Static Tidal Perturbations of Relativistic Stars: Corrected Center Expansion and Love Numbers-I

TL;DR

This paper corrects the mathematical formulation of static tidal perturbations in relativistic stars, ensuring accurate initial conditions and extending the analysis to Schwarzschild-de Sitter backgrounds without altering the Love numbers.

Contribution

It derives a corrected center expansion coefficient and extends the formalism to Schwarzschild-de Sitter backgrounds, improving the accuracy of tidal perturbation calculations.

Findings

Corrected the subleading coefficient in the center expansion.

Extended the master equation to Schwarzschild-de Sitter backgrounds.

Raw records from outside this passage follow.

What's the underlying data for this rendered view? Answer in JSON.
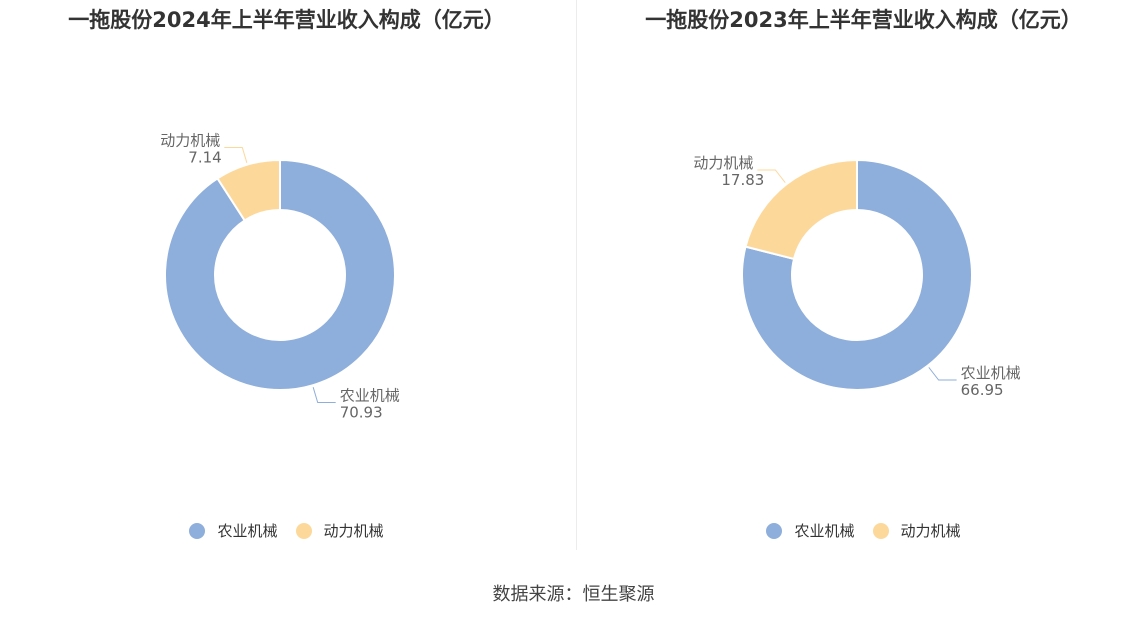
{
  "colors": {
    "agri": "#8eaedb",
    "power": "#fdd89b"
  },
  "chart_data": [
    {
      "type": "pie",
      "title": "一拖股份2024年上半年营业收入构成（亿元）",
      "slices": [
        {
          "name": "农业机械",
          "value": 70.93,
          "value_label": "70.93"
        },
        {
          "name": "动力机械",
          "value": 7.14,
          "value_label": "7.14"
        }
      ],
      "legend": [
        "农业机械",
        "动力机械"
      ]
    },
    {
      "type": "pie",
      "title": "一拖股份2023年上半年营业收入构成（亿元）",
      "slices": [
        {
          "name": "农业机械",
          "value": 66.95,
          "value_label": "66.95"
        },
        {
          "name": "动力机械",
          "value": 17.83,
          "value_label": "17.83"
        }
      ],
      "legend": [
        "农业机械",
        "动力机械"
      ]
    }
  ],
  "footer": {
    "source": "数据来源：恒生聚源"
  }
}
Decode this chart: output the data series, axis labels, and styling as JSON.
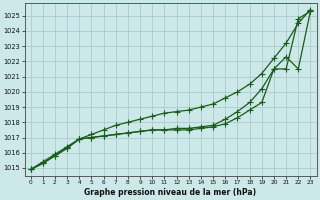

Found that the correction does not change the Love number $k_2$ within numerical accuracy.

Abstract

We revisit static tidal perturbations of relativistic stars with emphasis on two technical issues in the standard quadrupolar formulation. First, we derive the regular-center Frobenius expansion of the interior even-parity master function and obtain a corrected subleading coefficient, which differs from the expression commonly used in the literature. Second, we derive the static even-parity master equation on a Schwarzschild-de Sitter background, extending the usual asymptotically flat problem to a two-horizon geometry. To place these results on a common footing, we also show how the general interior even-parity system in Regge-Wheeler gauge reduces to the standard quadrupolar equation used in Love-number calculations. Numerical integrations for polytropic equations of state show that the corrected center coefficient affects only subleading initial data and leaves the extracted Love number $k_2$ unchanged within numerical accuracy. Taken together, these results fix the regular-center input to the standard quadrupolar problem and extend the static even-parity formalism to Schwarzschild-de Sitter backgrounds.